The last stage computes Q-values, generates a QQ plot, and a report containing tables with significant results. Create a report directory if you have not already done so, enter that direcdtory, and create a soft link to the InVExReport.py script in your source code distribution (ln -s ../InVEx-1.0.0/invex/InVExReport.R). The run the following command.
Rscript -e "source('InVExReport.R')" -e "main('-m../InVEx-1.0.0/invex/', '-i../preprocess/Melanoma.individual_set.txt', '-p../core/Melanoma.pph2Results.txt', '-l../core/Melanoma.lofResults.txt', '-s../core/Melanoma.synResults.txt', '-v../core/InVExVersion.txt')"

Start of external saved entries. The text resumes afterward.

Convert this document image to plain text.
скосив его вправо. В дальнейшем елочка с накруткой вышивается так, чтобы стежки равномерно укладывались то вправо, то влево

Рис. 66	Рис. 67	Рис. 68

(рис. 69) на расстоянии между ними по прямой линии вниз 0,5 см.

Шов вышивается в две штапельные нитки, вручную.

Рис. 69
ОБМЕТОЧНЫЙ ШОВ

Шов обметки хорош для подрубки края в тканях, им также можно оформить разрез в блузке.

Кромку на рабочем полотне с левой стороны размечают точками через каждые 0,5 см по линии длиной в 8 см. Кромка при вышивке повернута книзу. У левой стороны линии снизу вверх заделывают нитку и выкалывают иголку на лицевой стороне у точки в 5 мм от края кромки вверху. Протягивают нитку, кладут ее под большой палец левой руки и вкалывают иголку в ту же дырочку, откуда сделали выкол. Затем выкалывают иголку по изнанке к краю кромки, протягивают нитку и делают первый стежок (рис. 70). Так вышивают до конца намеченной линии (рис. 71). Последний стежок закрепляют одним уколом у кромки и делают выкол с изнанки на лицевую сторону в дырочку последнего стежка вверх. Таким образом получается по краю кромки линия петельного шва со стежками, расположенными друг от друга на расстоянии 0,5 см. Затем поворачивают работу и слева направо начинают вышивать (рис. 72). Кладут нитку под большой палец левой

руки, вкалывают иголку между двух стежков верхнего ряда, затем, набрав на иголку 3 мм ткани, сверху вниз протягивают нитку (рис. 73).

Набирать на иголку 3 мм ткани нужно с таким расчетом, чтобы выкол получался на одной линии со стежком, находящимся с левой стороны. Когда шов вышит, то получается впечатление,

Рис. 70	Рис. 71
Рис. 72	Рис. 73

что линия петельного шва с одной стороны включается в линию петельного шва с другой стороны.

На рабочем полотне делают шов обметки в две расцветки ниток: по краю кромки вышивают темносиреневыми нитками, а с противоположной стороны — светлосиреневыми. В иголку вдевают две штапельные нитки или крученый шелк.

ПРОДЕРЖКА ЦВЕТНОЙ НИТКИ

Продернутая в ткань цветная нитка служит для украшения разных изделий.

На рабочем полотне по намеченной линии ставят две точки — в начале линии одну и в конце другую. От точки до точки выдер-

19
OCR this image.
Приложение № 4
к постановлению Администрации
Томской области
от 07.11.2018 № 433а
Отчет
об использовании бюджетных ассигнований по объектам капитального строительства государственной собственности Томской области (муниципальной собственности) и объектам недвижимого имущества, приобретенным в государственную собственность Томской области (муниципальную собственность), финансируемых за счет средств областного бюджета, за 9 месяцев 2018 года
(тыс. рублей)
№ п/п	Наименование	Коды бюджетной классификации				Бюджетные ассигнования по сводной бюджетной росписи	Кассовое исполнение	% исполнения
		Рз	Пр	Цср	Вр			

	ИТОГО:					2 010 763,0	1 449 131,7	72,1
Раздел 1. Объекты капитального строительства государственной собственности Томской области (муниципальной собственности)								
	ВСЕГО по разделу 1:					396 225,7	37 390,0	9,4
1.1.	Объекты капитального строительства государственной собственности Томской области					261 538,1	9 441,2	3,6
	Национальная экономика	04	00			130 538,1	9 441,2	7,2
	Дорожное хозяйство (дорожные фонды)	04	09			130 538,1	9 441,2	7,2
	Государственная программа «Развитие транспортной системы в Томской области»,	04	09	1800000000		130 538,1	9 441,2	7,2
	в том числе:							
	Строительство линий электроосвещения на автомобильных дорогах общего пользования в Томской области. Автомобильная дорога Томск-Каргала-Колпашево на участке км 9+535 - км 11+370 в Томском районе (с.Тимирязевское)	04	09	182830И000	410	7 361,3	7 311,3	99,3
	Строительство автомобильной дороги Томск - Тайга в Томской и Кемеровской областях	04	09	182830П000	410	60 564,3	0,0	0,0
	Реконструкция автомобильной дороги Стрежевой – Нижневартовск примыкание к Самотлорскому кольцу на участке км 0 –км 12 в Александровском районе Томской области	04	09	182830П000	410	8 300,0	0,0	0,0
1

This should produce the result files in reportOutputs.tgz. Unfortunately, running InVEx on three individuals and a single gene doesn't produce exciting outputs. You will notice that the report is virtually empty. Feel free to try running the report on the supplied example outputs on the How do I run InVEx? page to generate a more interesting report.